Does subgroup have element that's conjugate don't have?

Question

I'm trying to prove that

there is Group G and subgroup of G, which name is H.

$a \in G $

if H is not normal subgroup of G,

$$H - \bigcup_{H \neq aHa^{-1}} aHa^{-1}$$ has at least one element.

but I can't prove this is true or not

how can I prove it?

for example

G = S_4

H = <(1 2),(3 4)>

then H = 1234 -> 1234, 2134, 1243, 2143

if a = (1 2)

$ aHa^{-1} = 1234, 2134, 1243, 2143 = H $

if a = (2 3)

$ aHa^{-1} = 1234, 2314, 1423, 2413 \neq H $

because 1234 is on H but 2314, 1423 and 2413 is not on H

Answer 1

This is not true in general.

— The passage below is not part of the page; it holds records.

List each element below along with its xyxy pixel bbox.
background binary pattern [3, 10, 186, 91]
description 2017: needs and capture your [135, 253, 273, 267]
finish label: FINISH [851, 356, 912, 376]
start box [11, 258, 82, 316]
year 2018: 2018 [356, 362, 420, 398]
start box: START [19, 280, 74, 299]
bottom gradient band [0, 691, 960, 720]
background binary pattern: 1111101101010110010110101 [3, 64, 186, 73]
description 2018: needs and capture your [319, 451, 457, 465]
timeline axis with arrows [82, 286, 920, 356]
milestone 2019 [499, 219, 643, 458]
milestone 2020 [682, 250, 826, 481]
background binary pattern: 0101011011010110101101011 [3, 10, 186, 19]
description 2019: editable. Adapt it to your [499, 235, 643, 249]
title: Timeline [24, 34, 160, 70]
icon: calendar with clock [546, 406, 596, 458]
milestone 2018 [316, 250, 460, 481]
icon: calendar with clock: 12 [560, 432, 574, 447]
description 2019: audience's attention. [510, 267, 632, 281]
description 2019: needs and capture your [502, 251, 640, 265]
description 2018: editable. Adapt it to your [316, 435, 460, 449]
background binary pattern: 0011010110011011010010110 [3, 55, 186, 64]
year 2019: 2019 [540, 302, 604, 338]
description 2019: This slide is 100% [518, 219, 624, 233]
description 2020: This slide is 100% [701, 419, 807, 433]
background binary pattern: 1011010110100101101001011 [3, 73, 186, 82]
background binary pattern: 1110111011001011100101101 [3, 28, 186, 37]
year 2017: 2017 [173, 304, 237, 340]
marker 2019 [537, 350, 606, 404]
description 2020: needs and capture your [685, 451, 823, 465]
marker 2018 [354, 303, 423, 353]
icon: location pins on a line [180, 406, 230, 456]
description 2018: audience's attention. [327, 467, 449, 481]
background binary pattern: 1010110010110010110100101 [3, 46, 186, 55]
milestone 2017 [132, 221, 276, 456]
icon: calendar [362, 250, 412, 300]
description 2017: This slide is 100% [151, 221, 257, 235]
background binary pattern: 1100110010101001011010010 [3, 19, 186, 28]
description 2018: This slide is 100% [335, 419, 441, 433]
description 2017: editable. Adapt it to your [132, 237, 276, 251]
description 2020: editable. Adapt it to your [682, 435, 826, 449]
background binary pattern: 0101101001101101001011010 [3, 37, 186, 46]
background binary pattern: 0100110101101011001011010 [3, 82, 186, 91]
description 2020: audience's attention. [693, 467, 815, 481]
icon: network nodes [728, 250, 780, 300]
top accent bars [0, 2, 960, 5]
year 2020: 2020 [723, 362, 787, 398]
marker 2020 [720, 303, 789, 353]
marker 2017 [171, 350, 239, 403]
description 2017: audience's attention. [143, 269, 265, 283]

It is false for the subgroup $\langle (1,2)(3,4),(3,4)(5,6) \rangle$ of $S_8$ (which has order 4), for example, but there may be smaller examples.

Answer 2

Your statement is true if $H$ is a Frobenius complement of $G$. This means that $H \cap H^g=1$ for all $g \in G-H$. To this end, observe that $H \subseteq \bigcup_{g \notin N_G(H)}H^g$ is equivalent to $H \subseteq \bigcup_{g \notin N_G(H)}(H \cap H^g)$.